Each box contains a sampling of God's gifts -- gifts from the sea, from the earth, from plants, from human and animal life. We unroll a long narrative highlighting different aspects of creation. We examine a close-up shot of an owl's eye. It looks like a butterfly. We pick up bugs and a speckled bird's egg. We crack open nutmeg and allspice. We pour over sparkling geodes and bang flint on a rock. We sniff and feel dozens of spices, stones, and herbs. Technically, we're not supposed to taste anything, but sometimes the children lick the rock salt or sample the cinnamon sticks.
Here on earth God has given us the essentials -- water, hard metals from which we fashion tools, salt, plants and animals to feed and cloth us. We then move on to ponder the unessentials -- God has given us elements that sustain our bodies, but also blessings that feed our souls. What is the point, exactly, of a dolphin or a dogwood? Why is a sunflower both edible and beautiful? Why do we have cows which many of us eat, but also dogs which we simply enjoy? What is the point of a sunset or a rainbow or a lush snowfall? Why are babies so achingly lovely?
We've recently spent a week on the coast of South Carolina. I can't look out over the Atlantic and fail to feel closer to God who, in the words of songwriter Michael Card, "made the universe fall from His fingertips." We have seen alligators and starfish, horseshoe crabs and stingrays. We have ridden the waves and biked the beach. The kids wish Live Oaks grew in our neighborhood. They have climbed and climbed through these amazing trees that look like something out of a Dr. Seuss story. The weather has been amazing -- warm enough to swim, cool enough to pull on a sweatshirt in the afternoon.
I write so often (too often) about the tribulations that are part and parcel of life with little children. When I added labels to my archived work, the top label wasn't Love or Family; it was Real Life -- that messy business involving spilt milk and plumbing issues and fevers and poop. During our week at the beach, I had the presence of mind to notice the many grace-filled moments -- the many gifts -- that came our way:
The leisurely lunch during which everyone downed great seafood and chatted and looked out over the harbor. Ainsley colored. John was sweet. Dave taught Kolbe how to win at Tic Tac Toe. Tim made me laugh.
The bike ride that involved no broken chains or toddlers who refused to wear helmets, but did include beautiful scenery and a cool breeze.

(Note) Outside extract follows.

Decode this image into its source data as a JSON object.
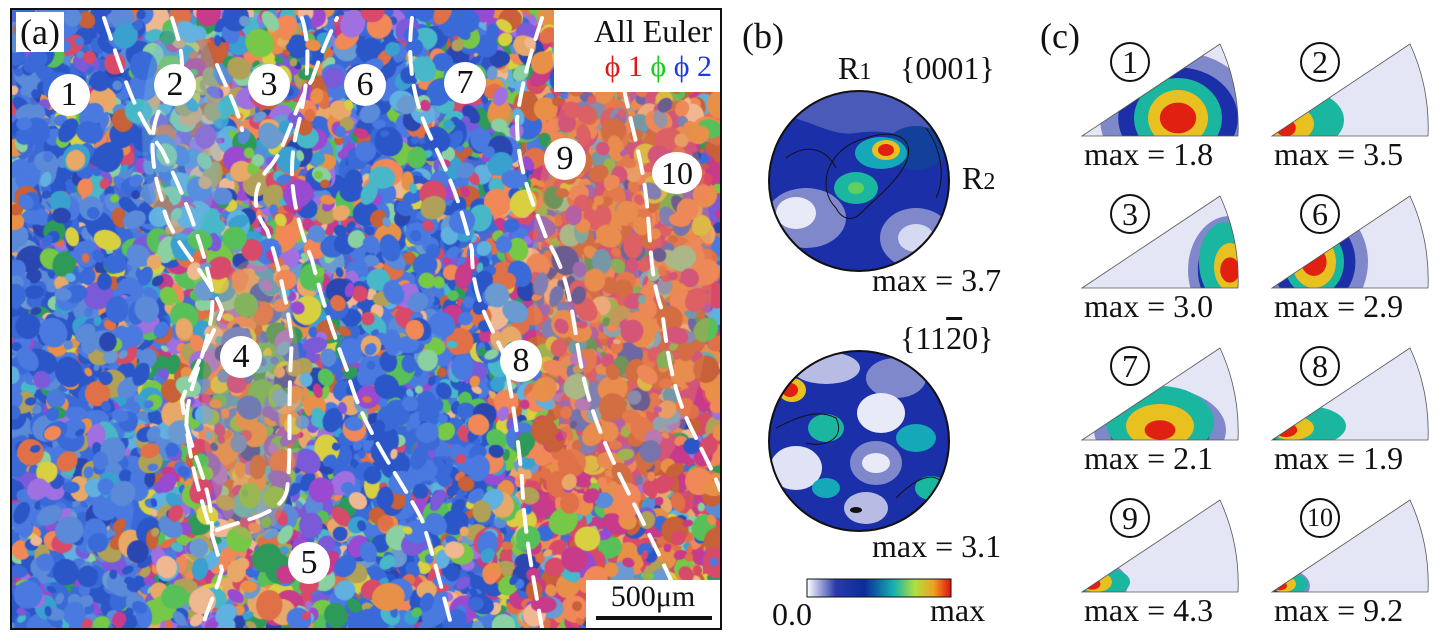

The hours spent sitting in the sand while Ainsley yelled, "I dig!" John searched for crabs. The older boys rode the waves with their dad.
The morning the entire household slept until 8:45. When did that last happen?
The afternoon I lay napping on the couch looking out through an open door at the swaying palm trees.
I often reflect that God is not a minimalist. This world of ours is full and varied and surprising. So much that I have enjoyed this week has no utilitarian value whatsoever -- except to feed my soul, which, really, is more useful than anything else.